ふーんと相槌を打ちながらカリーナが頷く。

「でも、何度か会って話すうちに少しずつ打ち解けてきたっていうか‥」
「‥確かに、あんたにとっちゃスゴいことよね」
「それが‥」

不意に切ない表情を浮かべて、バーナビーはこの日何度目になるか分からないため息を吐いた。

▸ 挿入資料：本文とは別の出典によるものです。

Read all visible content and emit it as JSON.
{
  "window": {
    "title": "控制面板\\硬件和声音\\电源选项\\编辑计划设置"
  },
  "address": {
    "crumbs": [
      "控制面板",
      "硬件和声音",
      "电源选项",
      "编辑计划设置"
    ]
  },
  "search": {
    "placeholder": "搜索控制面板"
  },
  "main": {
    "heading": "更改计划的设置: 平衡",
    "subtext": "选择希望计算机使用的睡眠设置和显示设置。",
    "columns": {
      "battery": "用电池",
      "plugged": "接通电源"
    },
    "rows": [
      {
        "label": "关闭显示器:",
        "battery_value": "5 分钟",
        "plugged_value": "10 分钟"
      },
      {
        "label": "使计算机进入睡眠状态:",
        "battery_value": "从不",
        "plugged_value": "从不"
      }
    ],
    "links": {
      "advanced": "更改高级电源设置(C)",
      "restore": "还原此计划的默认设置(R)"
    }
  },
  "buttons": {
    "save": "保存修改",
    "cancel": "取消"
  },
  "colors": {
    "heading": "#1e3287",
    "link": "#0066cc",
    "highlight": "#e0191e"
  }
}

「ここ最近、その人を前にすると胸が苦しくなって‥今までみたいに普通に会話が出来ないんです」
「‥そうなんだ」
「それでどう接していいか分からなくて、つい喧嘩腰な態度を取ってしまって」
「あー‥分かる、分かる」
「こんなの僕らしくないって思うのに…」

落ち込み、頭を抱えるバーナビーはいつものクールな彼らしくない。
だが、こんな風に悩み苦しむ彼の方が親近感がわいてくるというものだ。
誰かさんのお節介焼きが移ったかなあと思いながら、カリーナは助言をすべく口を開いた。

「それって、恋よ」

きっぱり言い切ると言葉を続ける。

「その人に会いたくてたまらないんじゃない?」
「…ええ、そうです」
「で、いざ目の前にするとドキドキしちゃう」
「確かに」
「ほんとは好きなのに、つい心にもないこと言ったり‥」

それはつまり、とカリーナは噛んで含めるようにバーナビーに語りかけた。

「あんたはその人のことが好き。すなわち恋してんのよ」

なる程そうだったのか、とようやく己の不可解な感情に合点がいく。
カリーナの言葉はバーナビーの胸の奥底に不思議なくらい、ストンとはまり込んだ。

「で、相手は誰なの?」

興味津々に尋ねられ、ハッと我に返る。

「それは‥」

とっさに脳裏に浮かんだ人物の名を、今ここで告げるわけには行かない。
口ごもったバーナビーにカリーナも悪いと思ったのか、それ以上問い詰めることはしなかった。

「まあいいわ。友達として、あんたの恋を応援してあげる」
「ありがとうございます」

憑き物が落ちたようにスッキリした表情を浮かべるバーナビーの恋路は、きっと前途多難だ。
だがそれでも、訳も分からずイライラとした感情に振り回されるよりはよっぽどいい。
少なくともバーナビーはそう考えている。

「それで、カリーナは?」
「えっ?」
「あなたは好きな人いないんですか?」
「‥なっ…」

爽やかな笑顔と共に投げ掛けられた質問に、カリーナの顔が再び赤く染まった。